The problem involves plotting the curves \( y = x^2 - 2x - 3 \) and \( x + y = 9 \), then determining the enclosed area between them using definite integration.
Step 1: Sketching the Curves
Quadratic Curve: \( y = x^2 - 2x - 3 \)
This equation represents a parabola. To sketch it, we find its roots by solving:
\( x^2 - 2x - 3 = 0 \)
Factorizing:
\( (x - 3)(x + 1) = 0 \)
So, the roots are \( x = 3 \) and \( x = -1 \), indicating x-intercepts.
The vertex of the parabola is found using the formula \( x = \frac{-b}{2a} \):
\( x = \frac{-(-2)}{2(1)} = 1 \)
Substituting \( x = 1 \) into the equation:
\( y = 1^2 - 2(1) - 3 = -4 \)
Thus, the vertex is \( (1, -4) \), and the parabola opens upwards.
Linear Equation: \( x + y = 9 \)
Rewriting in terms of \( y \):
\( y = 9 - x \)
This represents a straight line with a y-intercept at \( (0,9) \) and an x-intercept at \( (9,0) \).
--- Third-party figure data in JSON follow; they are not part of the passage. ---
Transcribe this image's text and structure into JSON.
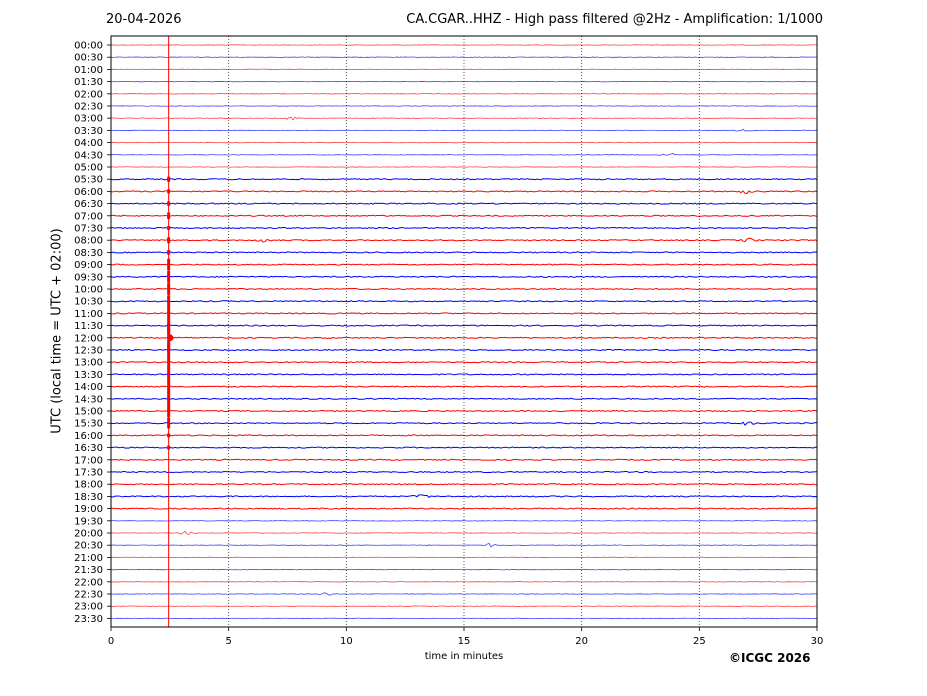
{
  "header": {
    "date": "20-04-2026",
    "title": "CA.CGAR..HHZ - High pass filtered @2Hz - Amplification: 1/1000"
  },
  "footer": {
    "copyright": "©ICGC 2026"
  },
  "chart_data": {
    "type": "line",
    "title": "CA.CGAR..HHZ - High pass filtered @2Hz - Amplification: 1/1000",
    "xlabel": "time in minutes",
    "ylabel": "UTC (local time = UTC + 02:00)",
    "xlim": [
      0,
      30
    ],
    "x_ticks": [
      0,
      5,
      10,
      15,
      20,
      25,
      30
    ],
    "row_labels": [
      "00:00",
      "00:30",
      "01:00",
      "01:30",
      "02:00",
      "02:30",
      "03:00",
      "03:30",
      "04:00",
      "04:30",
      "05:00",
      "05:30",
      "06:00",
      "06:30",
      "07:00",
      "07:30",
      "08:00",
      "08:30",
      "09:00",
      "09:30",
      "10:00",
      "10:30",
      "11:00",
      "11:30",
      "12:00",
      "12:30",
      "13:00",
      "13:30",
      "14:00",
      "14:30",
      "15:00",
      "15:30",
      "16:00",
      "16:30",
      "17:00",
      "17:30",
      "18:00",
      "18:30",
      "19:00",
      "19:30",
      "20:00",
      "20:30",
      "21:00",
      "21:30",
      "22:00",
      "22:30",
      "23:00",
      "23:30"
    ],
    "trace_colors": [
      "#ff0000",
      "#0000ff"
    ],
    "noisy_from_row": "05:30",
    "grid": "vertical dotted at x ticks",
    "event_marker_minute": 2.45,
    "event_rows": [
      {
        "row": "05:30",
        "amp": 0.4
      },
      {
        "row": "06:00",
        "amp": 0.3
      },
      {
        "row": "06:30",
        "amp": 0.35
      },
      {
        "row": "07:00",
        "amp": 0.5
      },
      {
        "row": "07:30",
        "amp": 0.3
      },
      {
        "row": "08:00",
        "amp": 0.45
      },
      {
        "row": "08:30",
        "amp": 0.35
      },
      {
        "row": "09:00",
        "amp": 0.9
      },
      {
        "row": "09:30",
        "amp": 0.9
      },
      {
        "row": "10:00",
        "amp": 0.9
      },
      {
        "row": "10:30",
        "amp": 0.9
      },
      {
        "row": "11:00",
        "amp": 1.0
      },
      {
        "row": "11:30",
        "amp": 1.0
      },
      {
        "row": "12:00",
        "amp": 2.2
      },
      {
        "row": "12:30",
        "amp": 1.0
      },
      {
        "row": "13:00",
        "amp": 1.0
      },
      {
        "row": "13:30",
        "amp": 1.0
      },
      {
        "row": "14:00",
        "amp": 1.0
      },
      {
        "row": "14:30",
        "amp": 1.0
      },
      {
        "row": "15:00",
        "amp": 1.0
      },
      {
        "row": "15:30",
        "amp": 0.8
      },
      {
        "row": "16:00",
        "amp": 0.3
      },
      {
        "row": "16:30",
        "amp": 0.3
      }
    ],
    "noise_blips": [
      {
        "row": "03:00",
        "minute": 7.7
      },
      {
        "row": "03:30",
        "minute": 26.9
      },
      {
        "row": "04:30",
        "minute": 23.7
      },
      {
        "row": "06:00",
        "minute": 27.0
      },
      {
        "row": "08:00",
        "minute": 6.5
      },
      {
        "row": "08:00",
        "minute": 27.1
      },
      {
        "row": "15:30",
        "minute": 27.0
      },
      {
        "row": "18:30",
        "minute": 13.2
      },
      {
        "row": "20:00",
        "minute": 3.2
      },
      {
        "row": "20:30",
        "minute": 16.1
      },
      {
        "row": "22:30",
        "minute": 9.2
      }
    ]
  }
}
Step 2: Finding Points of Intersection
Setting \( x^2 - 2x - 3 = 9 - x \):
\( x^2 - x - 12 = 0 \)
Factorizing:
\( (x - 4)(x + 3) = 0 \)
Thus, \( x = 4 \) and \( x = -3 \).
Substituting into \( y = 9 - x \), we get:
- For \( x = 4 \), \( y = 9 - 4 = 5 \) → (4,5)
- For \( x = -3 \), \( y = 9 - (-3) = 12 \) → (-3,12)
Step 3: Setting Up the Integral
The enclosed area is found by integrating the difference:
\( \int_{-3}^{4} [(9 - x) - (x^2 - 2x - 3)] dx \)
Simplifying the integrand:
\( 9 - x - x^2 + 2x + 3 = 12 + x - x^2 \)
Step 4: Evaluating the Integral
Computing:
\( \int_{-3}^{4} (12 + x - x^2) dx \)
Integrating each term:
\( \int 12 dx = 12x \), \( \int x dx = \frac{x^2}{2} \), \( \int x^2 dx = \frac{x^3}{3} \)
Applying limits:
\( \left[ 12x + \frac{x^2}{2} - \frac{x^3}{3} \right]_{-3}^{4} \)
Final Computation
Evaluating at \( x = 4 \):
\( 12(4) + \frac{4^2}{2} - \frac{4^3}{3} = 48 + 8 - \frac{64}{3} \)
\( = \frac{144}{3} + \frac{24}{3} - \frac{64}{3} = \frac{104}{3} \)
Evaluating at \( x = -3 \):
\( 12(-3) + \frac{(-3)^2}{2} - \frac{(-3)^3}{3} = -36 + \frac{9}{2} + \frac{27}{3} \)
\( = -36 + 4.5 + 9 = -22.5 \)
Computing the final result:
\( \frac{104}{3} - (-22.5) = \frac{104}{3} + \frac{45}{2} \)
Taking LCM of 6:
\( \frac{208}{6} + \frac{270}{6} = \frac{478}{6} = 79.67 \)
Conclusion
The area enclosed between the parabola and the straight line is approximately 79.67 square units.